Because AI is a tool, researchers must learn to use it effectively. It is nearly impossible to ban LLMs from research labs, and detection will only become harder.

Adaptation and the productive use of AI in scientific writing will be the defining topic moving forward.

“Ya ahora, la pregunta no es, ‘¿Has usado IA?’ La pregunta es, ‘¿Cómo exactamente has usado IA, y fue útil?'”

Hiring practices in science may benefit from a return to qualitative metrics, such as in-depth interviews and technical tests, rather than relying solely on publication volume.

Similarly, reviewers and scientific journals must adapt. Potentially, systems that verify if a submission originates from a legitimate research lab before analysis may be required to block the mass production of fake papers.

Ultimately, a deep understanding of the technical elements of a paper, rather than linguistic elegance, will become the foremost element in judging quality.

Invertir en innovación de IA

Conclusión para inversores

AI-driven research productivity may not translate directly into higher-quality outcomes. Long-term winners will be companies enabling compute, infrastructure, and validation—not just content generation. Nvidia remains central to this thesis.

Nvidia

Nvidia has evolved from a graphics card company targeting gamers to the world’s largest company, thanks to its central role in providing AI hardware to the entire tech industry.

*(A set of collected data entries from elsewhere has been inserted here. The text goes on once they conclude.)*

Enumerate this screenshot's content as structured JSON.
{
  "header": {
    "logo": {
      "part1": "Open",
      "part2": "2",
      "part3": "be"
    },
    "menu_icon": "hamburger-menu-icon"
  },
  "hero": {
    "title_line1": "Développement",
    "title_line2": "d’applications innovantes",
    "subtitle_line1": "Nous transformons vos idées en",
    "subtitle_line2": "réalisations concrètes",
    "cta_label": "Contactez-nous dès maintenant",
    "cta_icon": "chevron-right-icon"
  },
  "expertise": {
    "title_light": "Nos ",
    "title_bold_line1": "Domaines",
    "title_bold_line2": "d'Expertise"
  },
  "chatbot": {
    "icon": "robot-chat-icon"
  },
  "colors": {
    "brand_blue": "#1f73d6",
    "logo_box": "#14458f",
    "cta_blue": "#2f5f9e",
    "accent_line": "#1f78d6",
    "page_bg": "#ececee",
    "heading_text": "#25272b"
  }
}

As a pioneer in AI-dedicated hardware, Nvidia was the first to help researchers leverage these tools. “CUDA,” a general-purpose programming interface for Nvidia’s GPUs, opened the door for uses beyond gaming, paving the road for today’s AI applications.

“Los investigadores se dieron cuenta de que al comprar esta tarjeta de juegos llamada GeForce, la añades a tu computadora y esencialmente tienes una supercomputadora personal.

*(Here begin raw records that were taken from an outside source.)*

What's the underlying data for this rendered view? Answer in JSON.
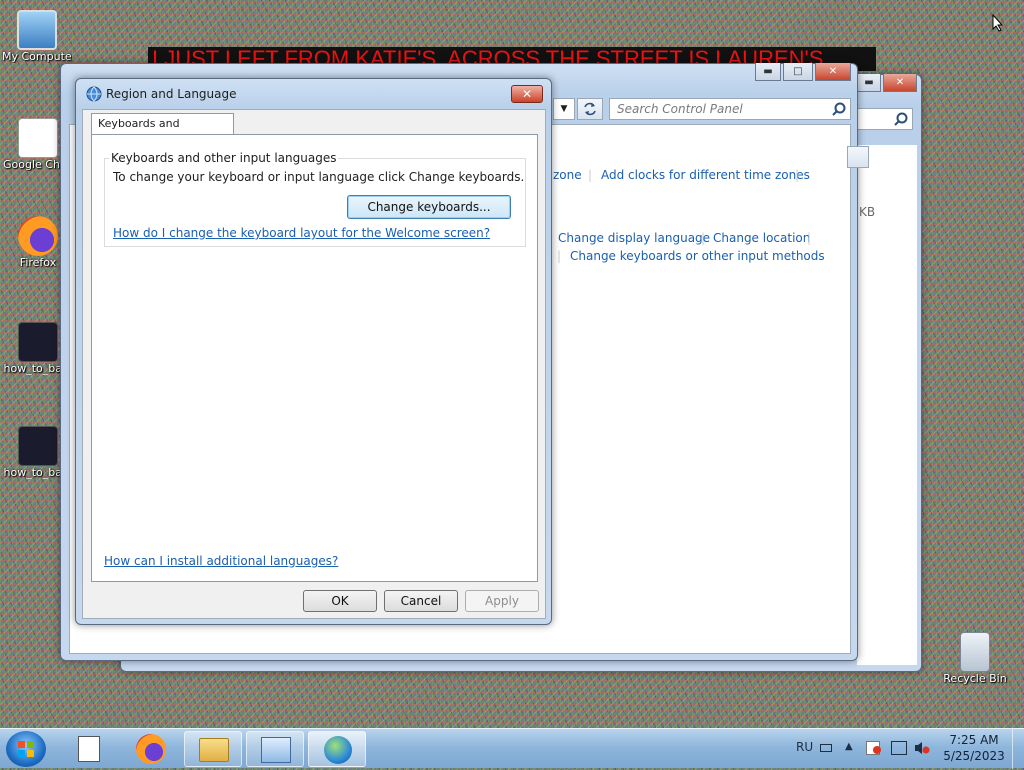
{
  "banner": {
    "text": "I JUST LEFT FROM KATIE'S, ACROSS THE STREET IS LAUREN'S"
  },
  "desktop": {
    "icons": [
      {
        "label": "My Computer"
      },
      {
        "label": "Google Chrome"
      },
      {
        "label": "Firefox"
      },
      {
        "label": "how_to_ba..."
      },
      {
        "label": "how_to_ba..."
      }
    ],
    "recycle_bin": {
      "label": "Recycle Bin"
    }
  },
  "control_panel": {
    "search_placeholder": "Search Control Panel",
    "links": {
      "zone": "zone",
      "add_clocks": "Add clocks for different time zones",
      "change_display_language": "Change display language",
      "change_location": "Change location",
      "change_keyboards": "Change keyboards or other input methods"
    },
    "kb": "KB"
  },
  "dialog": {
    "title": "Region and Language",
    "tab": "Keyboards and Languages",
    "group_title": "Keyboards and other input languages",
    "description": "To change your keyboard or input language click Change keyboards.",
    "change_keyboards_button": "Change keyboards...",
    "welcome_link": "How do I change the keyboard layout for the Welcome screen?",
    "install_link": "How can I install additional languages?",
    "ok": "OK",
    "cancel": "Cancel",
    "apply": "Apply"
  },
  "taskbar": {
    "language": "RU",
    "time": "7:25 AM",
    "date": "5/25/2023"
  },
  "colors": {
    "link": "#1a5fb0",
    "banner_text": "#e11"
  }
}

Dinámica molecular, procesamiento sísmico, reconstrucción de TC, procesamiento de imágenes—una gran cantidad de cosas diferentes.”

Jensen Huang, en una entrevista con Sequoia

It is likely that Nvidia hardware, either directly or incorporated into the clouds of Microsoft, Google, Meta, and OpenAI, will remain the hardware of choice for researchers.

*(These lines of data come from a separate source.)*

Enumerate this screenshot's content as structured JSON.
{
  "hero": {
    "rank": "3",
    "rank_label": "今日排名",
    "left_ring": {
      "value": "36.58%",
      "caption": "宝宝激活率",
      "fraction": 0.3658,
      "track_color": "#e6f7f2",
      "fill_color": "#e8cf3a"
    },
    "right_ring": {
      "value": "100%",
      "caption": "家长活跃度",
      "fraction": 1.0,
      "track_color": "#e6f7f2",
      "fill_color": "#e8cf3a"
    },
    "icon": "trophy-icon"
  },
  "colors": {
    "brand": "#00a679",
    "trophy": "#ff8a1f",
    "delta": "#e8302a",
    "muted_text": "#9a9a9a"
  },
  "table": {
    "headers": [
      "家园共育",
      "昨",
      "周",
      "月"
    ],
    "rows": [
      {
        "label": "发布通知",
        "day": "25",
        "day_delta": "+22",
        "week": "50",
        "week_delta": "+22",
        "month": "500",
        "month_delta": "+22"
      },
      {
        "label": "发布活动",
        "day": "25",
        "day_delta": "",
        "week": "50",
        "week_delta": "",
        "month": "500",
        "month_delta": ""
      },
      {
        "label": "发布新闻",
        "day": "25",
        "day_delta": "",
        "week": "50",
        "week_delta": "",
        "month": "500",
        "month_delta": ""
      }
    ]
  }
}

AI capex is expected to reach as much as $200B in 2025, on top of ever-growing cumulative spending by the largest tech companies. Other electronic components, such as high-performance RAM, are now in shortage as Nvidia chip production ramps up.

While scientific research may not represent the bulk of AI compute compared to consumer or B2B uses, it could become the most impactful long-term driver, promising new alloys, medicines, and scientific methodologies.

(You can read more about Nvidia’s history, current business, and future prospects in our dedicated investment report on the company.)

Estudio Referenciado

1. Keigo Kusumegi, Xinyu Yang, Paul Ginsparg, Mathijs de Vaan, Toby Stuart, and Yian Yin. Producción científica en la era de los grandes modelos de lenguaje. Science. 18 Dec 2025. Vol 390, Issue 6779 pp. 1240-1243. DOI: 10.1126/science.adw3000

Jonathan es un ex investigador de bioquímica que trabajó en análisis genético y ensayos clínicos. Ahora es un analista de acciones y escritor de finanzas con un enfoque en innovación, ciclos del mercado y geopolítica en su publicación The Eurasian Century.